Sunday, April 10, 2011

Gloria Naylor, "The Women of Brewster Place"

The novel “The Women of Brewster Place” opens with location; it is location that ties these individuals together, location that symbolizes their plight and trials, location that defines their existence. Most significantly, the wall of Brewster Place serves a deeper significance in the context of the novel, illustrating the structural and social alienation the characters have from greater society.
We are introduced to the women of Brewster Place first through their location, suggesting the immobility of both. The neighborhood, “the bastard child of several clandestine meetings” (1) between an alderman and a managing director, was created for exploitation; one used it to remove a police chief and the other wanted to build a new shopping center. Again, the significance of the parallel between the location and the residents become clear—a sense of being undesired, used to get ahead, exploited.
The wall, shortly thereafter, is constructed, a physical manifestation of Brewster Place’s disconnect from larger society. As immigrants, minorities, and poor families shuffle into the neighborhood, the pressing need to drive them away results in the formation of the wall: “so the wall came up and Brewster Place became a dead-end street” (2). Dead-end. Cut off, excluded, immobile. The connotations of a “dead end” imply that there is no progress, no advancement, no forward movement. As the street became “cut off from the central activities of the city” (2), it had less to offer the second generation of inhabitants and fostered a community of its own—one defined by a sense of loss and of hopelessness. Like the wall, it “soon appeared foolish to question the existence” (4) of this atmosphere and the despair.

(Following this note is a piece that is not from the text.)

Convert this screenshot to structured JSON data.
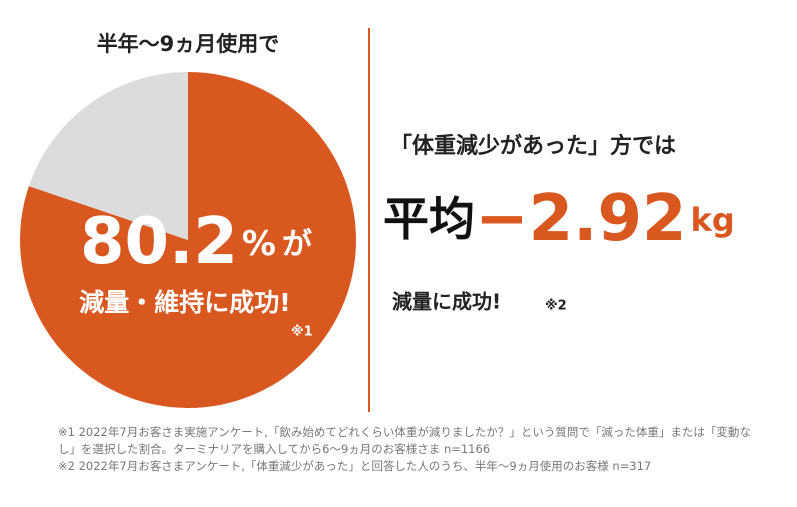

Brewster Place as a location therefore serves as a microcosm of the worlds in which the residents live, a world shaped by exclusion, lack, and loss. The isolation of the neighborhood parallels to the alienation the women feel from dominant culture, greater society, and—occasionally—themselves. Just as Brewster Place is a dead-end street, these women have reached a “dead-end” of sorts in their lives, subject to different forms of oppression and realizing the opportunities that failed to present themselves. The women, like Brewster Place, are walled in and prevented from achieving the dreams to which they aspired.